Many restaurant locations are in low-income and higher crime communities, serving from behind bulletproof glass, especially at night. Some locations have added Middle Eastern dishes such as kebabs with rice to their menus, but Kennedy's and Crown's specialties are the deep-fried chicken, described as "not too dry or too soggy". Chicken and food are quite often ordered a la carte. Not all dishes are available for takeout and delivery. Menus are usually posted on the walls with photographs.

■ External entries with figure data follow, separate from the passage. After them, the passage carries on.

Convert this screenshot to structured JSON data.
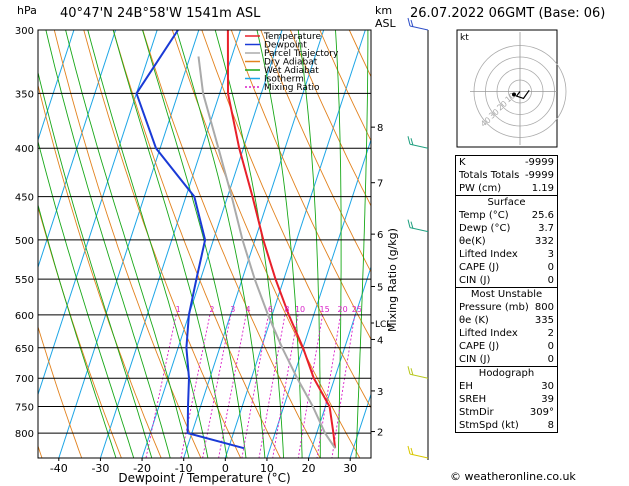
{
  "header": {
    "pressure_unit": "hPa",
    "location": "40°47'N  24B°58'W  1541m  ASL",
    "height_unit_km": "km",
    "height_unit_asl": "ASL",
    "datetime": "26.07.2022  06GMT  (Base: 06)"
  },
  "chart_data": {
    "type": "line",
    "title": "",
    "xlabel": "Dewpoint / Temperature (°C)",
    "ylabel": "hPa",
    "mixing_ratio_axis_label": "Mixing Ratio (g/kg)",
    "xlim": [
      -45,
      35
    ],
    "x_ticks": [
      "-40",
      "-30",
      "-20",
      "-10",
      "0",
      "10",
      "20",
      "30"
    ],
    "pressure_levels": [
      "300",
      "350",
      "400",
      "450",
      "500",
      "550",
      "600",
      "650",
      "700",
      "750",
      "800"
    ],
    "km_ticks": [
      {
        "km": "8",
        "p": 380
      },
      {
        "km": "7",
        "p": 435
      },
      {
        "km": "6",
        "p": 493
      },
      {
        "km": "5",
        "p": 560
      },
      {
        "km": "4",
        "p": 637
      },
      {
        "km": "3",
        "p": 722
      },
      {
        "km": "2",
        "p": 797
      }
    ],
    "lcl_label": "LCL",
    "lcl_pressure": 612,
    "mixing_ratio_labels": [
      "1",
      "2",
      "3",
      "4",
      "6",
      "8",
      "10",
      "15",
      "20",
      "25"
    ],
    "legend": [
      "Temperature",
      "Dewpoint",
      "Parcel Trajectory",
      "Dry Adiabat",
      "Wet Adiabat",
      "Isotherm",
      "Mixing Ratio"
    ],
    "colors": {
      "temperature": "#e8202a",
      "dewpoint": "#1a3ad6",
      "parcel": "#aaaaaa",
      "dry_adiabat": "#e2821e",
      "wet_adiabat": "#18a818",
      "isotherm": "#1ea6e6",
      "mixing_ratio": "#d81ec8"
    },
    "series": [
      {
        "name": "Temperature",
        "points": [
          [
            300,
            -33
          ],
          [
            350,
            -28
          ],
          [
            400,
            -21
          ],
          [
            450,
            -14
          ],
          [
            500,
            -8
          ],
          [
            550,
            -2
          ],
          [
            600,
            4
          ],
          [
            650,
            10
          ],
          [
            700,
            15
          ],
          [
            750,
            21
          ],
          [
            800,
            24
          ],
          [
            830,
            25.6
          ]
        ]
      },
      {
        "name": "Dewpoint",
        "points": [
          [
            300,
            -45
          ],
          [
            350,
            -50
          ],
          [
            400,
            -41
          ],
          [
            450,
            -28
          ],
          [
            500,
            -22
          ],
          [
            550,
            -21
          ],
          [
            600,
            -20
          ],
          [
            650,
            -18
          ],
          [
            700,
            -15
          ],
          [
            750,
            -13
          ],
          [
            800,
            -11
          ],
          [
            830,
            3.7
          ]
        ]
      },
      {
        "name": "Parcel Trajectory",
        "points": [
          [
            320,
            -38
          ],
          [
            350,
            -34
          ],
          [
            400,
            -26
          ],
          [
            450,
            -19
          ],
          [
            500,
            -13
          ],
          [
            550,
            -7
          ],
          [
            600,
            -1
          ],
          [
            650,
            5
          ],
          [
            700,
            11
          ],
          [
            750,
            17
          ],
          [
            800,
            22
          ],
          [
            830,
            25.6
          ]
        ]
      }
    ]
  },
  "hodograph": {
    "label": "kt",
    "ring_labels": [
      "10",
      "20",
      "30",
      "40"
    ],
    "wind_points": [
      [
        0,
        0
      ],
      [
        -3,
        -4
      ],
      [
        3,
        -6
      ],
      [
        8,
        1
      ]
    ]
  },
  "wind_barbs_color": "#20a080",
  "table": {
    "indices": [
      {
        "label": "K",
        "value": "-9999"
      },
      {
        "label": "Totals Totals",
        "value": "-9999"
      },
      {
        "label": "PW (cm)",
        "value": "1.19"
      }
    ],
    "surface_title": "Surface",
    "surface": [
      {
        "label": "Temp (°C)",
        "value": "25.6"
      },
      {
        "label": "Dewp (°C)",
        "value": "3.7"
      },
      {
        "label": "θe(K)",
        "value": "332"
      },
      {
        "label": "Lifted Index",
        "value": "3"
      },
      {
        "label": "CAPE (J)",
        "value": "0"
      },
      {
        "label": "CIN (J)",
        "value": "0"
      }
    ],
    "unstable_title": "Most Unstable",
    "unstable": [
      {
        "label": "Pressure (mb)",
        "value": "800"
      },
      {
        "label": "θe (K)",
        "value": "335"
      },
      {
        "label": "Lifted Index",
        "value": "2"
      },
      {
        "label": "CAPE (J)",
        "value": "0"
      },
      {
        "label": "CIN (J)",
        "value": "0"
      }
    ],
    "hodograph_title": "Hodograph",
    "hodo": [
      {
        "label": "EH",
        "value": "30"
      },
      {
        "label": "SREH",
        "value": "39"
      },
      {
        "label": "StmDir",
        "value": "309°"
      },
      {
        "label": "StmSpd (kt)",
        "value": "8"
      }
    ]
  },
  "credit": "© weatheronline.co.uk"
}
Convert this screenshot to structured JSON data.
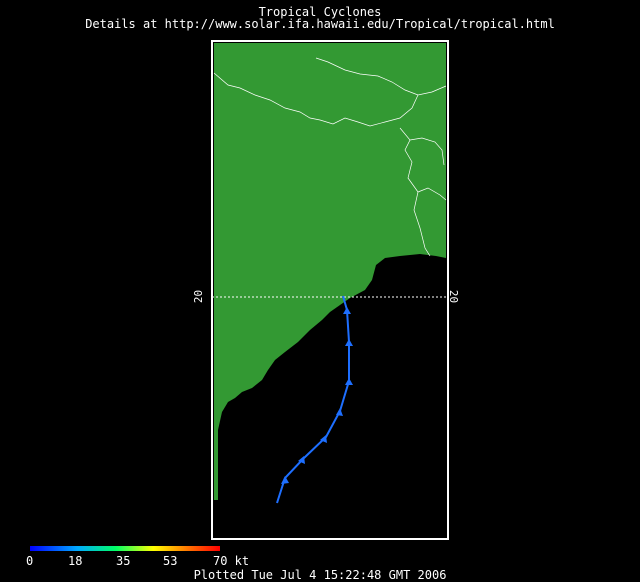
{
  "header": {
    "title": "Tropical Cyclones",
    "details": "Details at http://www.solar.ifa.hawaii.edu/Tropical/tropical.html"
  },
  "map": {
    "latitude_label": "20",
    "land_color": "#339933",
    "ocean_color": "#000000",
    "border_color": "#ffffff",
    "track_color": "#1e6fff"
  },
  "legend": {
    "ticks": [
      "0",
      "18",
      "35",
      "53",
      "70 kt"
    ]
  },
  "footer": {
    "plotted": "Plotted Tue Jul 4 15:22:48 GMT 2006"
  }
}
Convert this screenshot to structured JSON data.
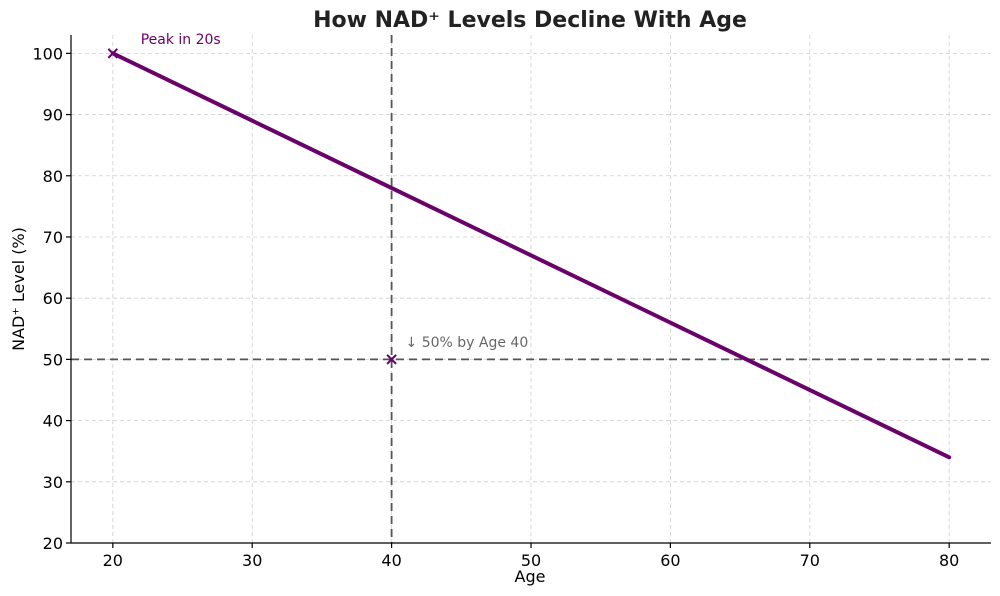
{
  "chart_data": {
    "type": "line",
    "title": "How NAD⁺ Levels Decline With Age",
    "xlabel": "Age",
    "ylabel": "NAD⁺ Level (%)",
    "xlim": [
      17,
      83
    ],
    "ylim": [
      20,
      103
    ],
    "xticks": [
      20,
      30,
      40,
      50,
      60,
      70,
      80
    ],
    "yticks": [
      20,
      30,
      40,
      50,
      60,
      70,
      80,
      90,
      100
    ],
    "grid": true,
    "series": [
      {
        "x": [
          20,
          80
        ],
        "y": [
          100,
          34
        ],
        "color": "#6a006a"
      }
    ],
    "reference_lines": {
      "vertical_x": 40,
      "horizontal_y": 50,
      "color": "#555555"
    },
    "markers": [
      {
        "x": 20,
        "y": 100,
        "symbol": "x",
        "color": "#6a006a"
      },
      {
        "x": 40,
        "y": 50,
        "symbol": "x",
        "color": "#6a006a"
      }
    ],
    "annotations": [
      {
        "text": "Peak in 20s",
        "x": 22,
        "y": 101.5,
        "color": "#6a006a"
      },
      {
        "text": "↓ 50% by Age 40",
        "x": 41,
        "y": 52,
        "color": "#666666"
      }
    ]
  }
}
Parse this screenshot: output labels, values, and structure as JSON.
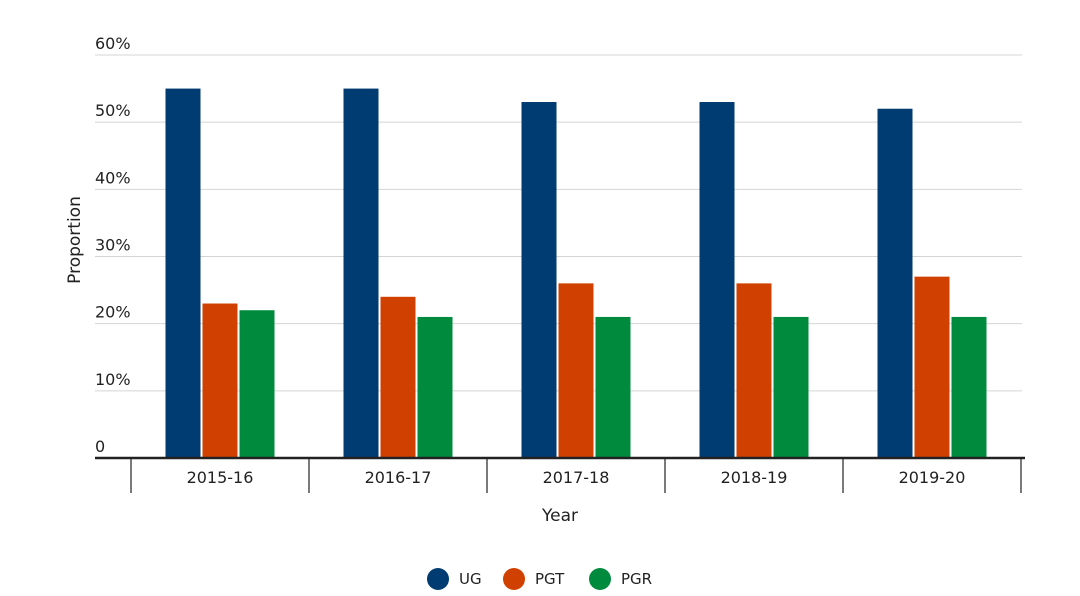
{
  "chart_data": {
    "type": "bar",
    "title": "",
    "xlabel": "Year",
    "ylabel": "Proportion",
    "categories": [
      "2015-16",
      "2016-17",
      "2017-18",
      "2018-19",
      "2019-20"
    ],
    "series": [
      {
        "name": "UG",
        "color": "#003b71",
        "values": [
          55,
          55,
          53,
          53,
          52
        ]
      },
      {
        "name": "PGT",
        "color": "#d04000",
        "values": [
          23,
          24,
          26,
          26,
          27
        ]
      },
      {
        "name": "PGR",
        "color": "#008a3e",
        "values": [
          22,
          21,
          21,
          21,
          21
        ]
      }
    ],
    "ylim": [
      0,
      60
    ],
    "yticks": [
      {
        "value": 0,
        "label": "0"
      },
      {
        "value": 10,
        "label": "10%"
      },
      {
        "value": 20,
        "label": "20%"
      },
      {
        "value": 30,
        "label": "30%"
      },
      {
        "value": 40,
        "label": "40%"
      },
      {
        "value": 50,
        "label": "50%"
      },
      {
        "value": 60,
        "label": "60%"
      }
    ],
    "grid": true,
    "legend_position": "bottom-center"
  }
}
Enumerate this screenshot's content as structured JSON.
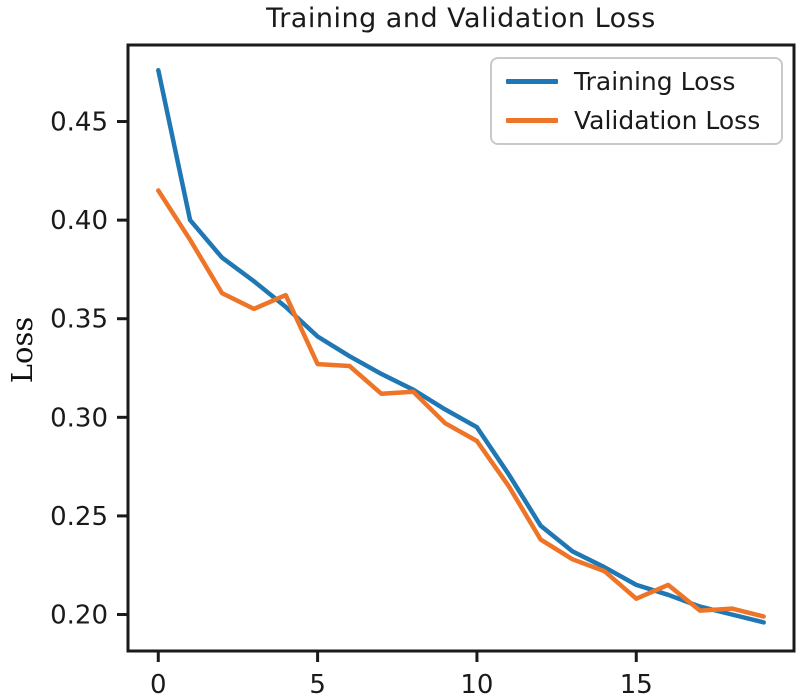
{
  "figure": {
    "title": "Training and Validation Loss",
    "background_color": "#ffffff",
    "text_color": "#1a1a1a"
  },
  "chart_data": {
    "type": "line",
    "title": "Training and Validation Loss",
    "xlabel": "",
    "ylabel": "Loss",
    "x": [
      0,
      1,
      2,
      3,
      4,
      5,
      6,
      7,
      8,
      9,
      10,
      11,
      12,
      13,
      14,
      15,
      16,
      17,
      18,
      19
    ],
    "series": [
      {
        "name": "Training Loss",
        "color": "#1f77b4",
        "values": [
          0.476,
          0.4,
          0.381,
          0.369,
          0.356,
          0.341,
          0.331,
          0.322,
          0.314,
          0.304,
          0.295,
          0.271,
          0.245,
          0.232,
          0.224,
          0.215,
          0.21,
          0.204,
          0.2,
          0.196
        ]
      },
      {
        "name": "Validation Loss",
        "color": "#ee7528",
        "values": [
          0.415,
          0.39,
          0.363,
          0.355,
          0.362,
          0.327,
          0.326,
          0.312,
          0.313,
          0.297,
          0.288,
          0.265,
          0.238,
          0.228,
          0.222,
          0.208,
          0.215,
          0.202,
          0.203,
          0.199
        ]
      }
    ],
    "xticks": [
      0,
      5,
      10,
      15
    ],
    "yticks": [
      0.2,
      0.25,
      0.3,
      0.35,
      0.4,
      0.45
    ],
    "xlim": [
      -0.95,
      19.95
    ],
    "ylim": [
      0.1815,
      0.4888
    ],
    "grid": false,
    "legend_position": "upper right",
    "frame_color": "#1a1a1a",
    "line_width": 4.5
  }
}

Due to the tendency of these restaurants to appear in socioeconomically challenged locations, Kennedy, Crown, and New York Fried Chicken are sometimes referred to disparagingly as "ghetto chicken".

In 2009 one Kennedy Fried Chicken restaurant in Brooklyn, New York changed its name to "Obama Fried Chicken" in honor of the election of President Barack Obama.

==Legal matters==
The restaurants are traditionally owned and operated mostly by Afghan-Americans but are not formally connected, although their concept, menus and prices are similar. The multitude of owners has caused problems for Kentucky Fried Chicken (KFC) in New York. Since the 1990s Kentucky Fried Chicken has tried to enforce trademark rights against some of the Kennedy Fried Chicken restaurants, many of which used the initials "KFC", and have been known to decorate their restaurants in red and white colors similar to Kentucky Fried Chicken restaurants.

=== Trademark controversy ===
In 2005 Abdul Haye, an Afghan immigrant since 1989 and a resident of Whitestone, Queens in New York City, registered Kennedy Fried Chicken as a trademark. He has been attempting to enforce the trademark against other restaurants with mixed results.